Vou para casa de transporte público. Logo após escolher o banco dá-me vontade de anotar coisas nos papelinhos, o que é meu costume, mas embaraço-me com isso, o que também é meu costume. Mas entretanto… Porque não rabiscar durante o trajeto? Ademais, a minha companheira de banco não iria espreitar, é cega. Decerto lhe chega o cheiro da tinta ou ouve o restolhar do papel ou o raspar da caneta mas é garantido que não vai ler os meus rabiscos, não os pode ver.
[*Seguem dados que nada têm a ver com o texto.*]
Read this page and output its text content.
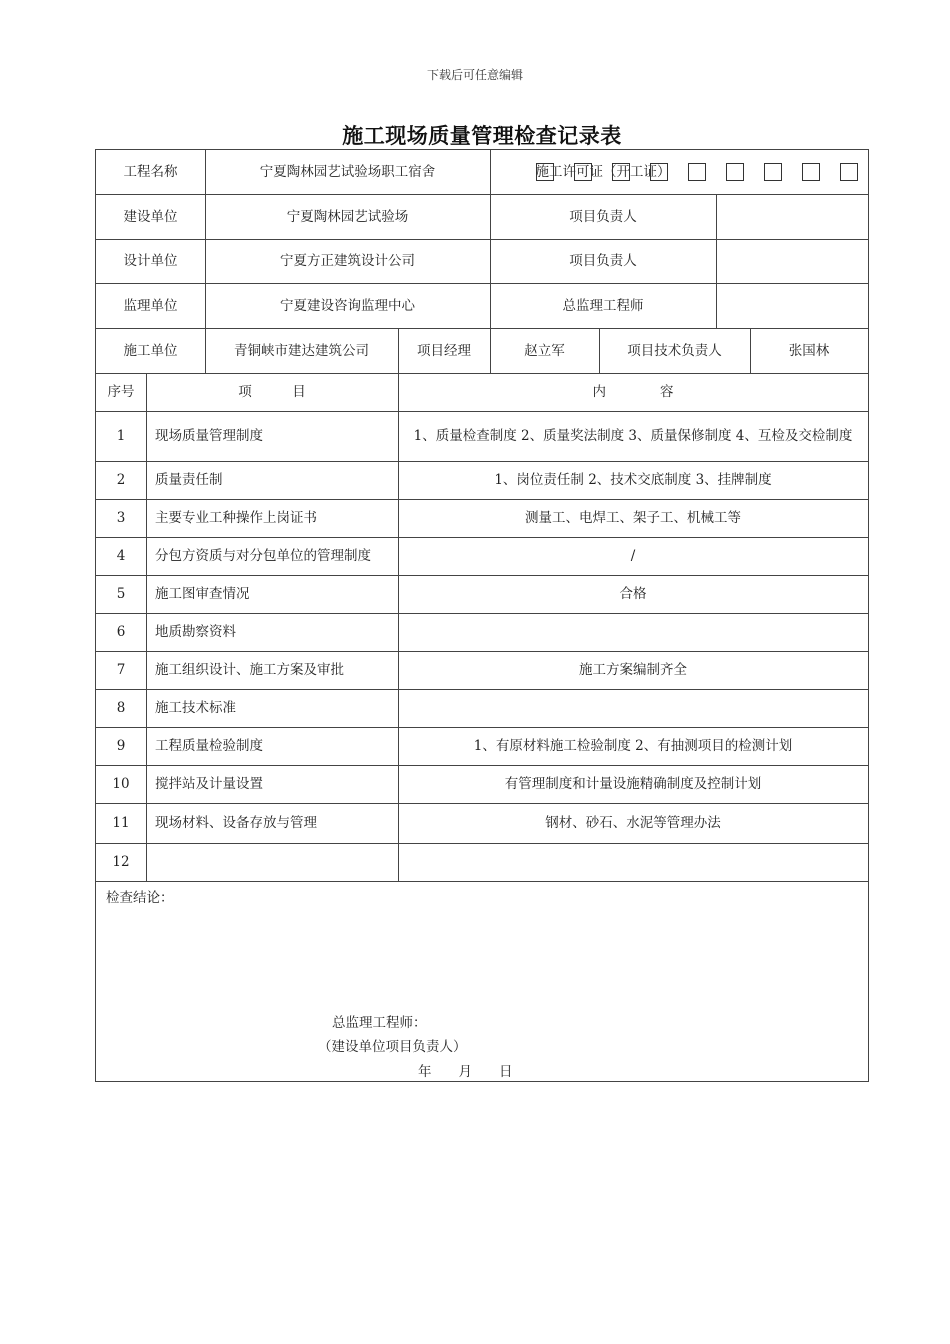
下载后可任意编辑
施工现场质量管理检查记录表
工程名称	宁夏陶林园艺试验场职工宿舍	施工许可证（开工证）
建设单位	宁夏陶林园艺试验场	项目负责人
设计单位	宁夏方正建筑设计公司	项目负责人
监理单位	宁夏建设咨询监理中心	总监理工程师
施工单位	青铜峡市建达建筑公司	项目经理	赵立军	项目技术负责人	张国林
序号	项　　　目	内　　　　容
1	现场质量管理制度	1、质量检查制度 2、质量奖法制度 3、质量保修制度 4、互检及交检制度
2	质量责任制	1、岗位责任制 2、技术交底制度 3、挂牌制度
3	主要专业工种操作上岗证书	测量工、电焊工、架子工、机械工等
4	分包方资质与对分包单位的管理制度	/
5	施工图审查情况	合格
6	地质勘察资料
7	施工组织设计、施工方案及审批	施工方案编制齐全
8	施工技术标准
9	工程质量检验制度	1、有原材料施工检验制度 2、有抽测项目的检测计划
10	搅拌站及计量设置	有管理制度和计量设施精确制度及控制计划
11	现场材料、设备存放与管理	钢材、砂石、水泥等管理办法
12
检查结论：
总监理工程师：
（建设单位项目负责人）
年　　月　　日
|Como contentarão os cegos as suas curiosidades?|
Decerto lhe chega o som do fecho da mala, da caixa dos óculos, o meu ligeiro tornear de pescoço, admirando a paisagem nos intervalos dos apontamentos. Decerto ouve tudo, diz que os cegos apuram em muito os restantes sentidos.
|E o sentido de orientação, como é que aquela mulher sabe onde é suposto sair? Pede um aviso ao motorista?|
A dada altura noto que a mulher cega cabeceia, tem sono, afinal. Se visse tão bem quanto eu talvez não se lhe chegase curiosidade nenhuma...
Loures avista-se. Preciso sair não tarda. A mulher já não cabeceia, quem sabe agora vá concentrada nas curvas da camioneta, a ver...
|Que ironia...|
… Se descortina o ponto onde está. Mexo-me um pouco, colocando a alça da mala no ombro.
|Já havia deixado os escritos.|
– A senhora dá-me licença, por favor? - Pergunto eu, e ela devolve-me uma pergunta:
– Esta paragem é o liceu, não é?
– É, sim.
… Fiquei estupefacta... Ela não vê, dormitou e não estava desacertada com o mundo dos visuais, só precisava duma certeza pequenina... Mas que intuição louvável.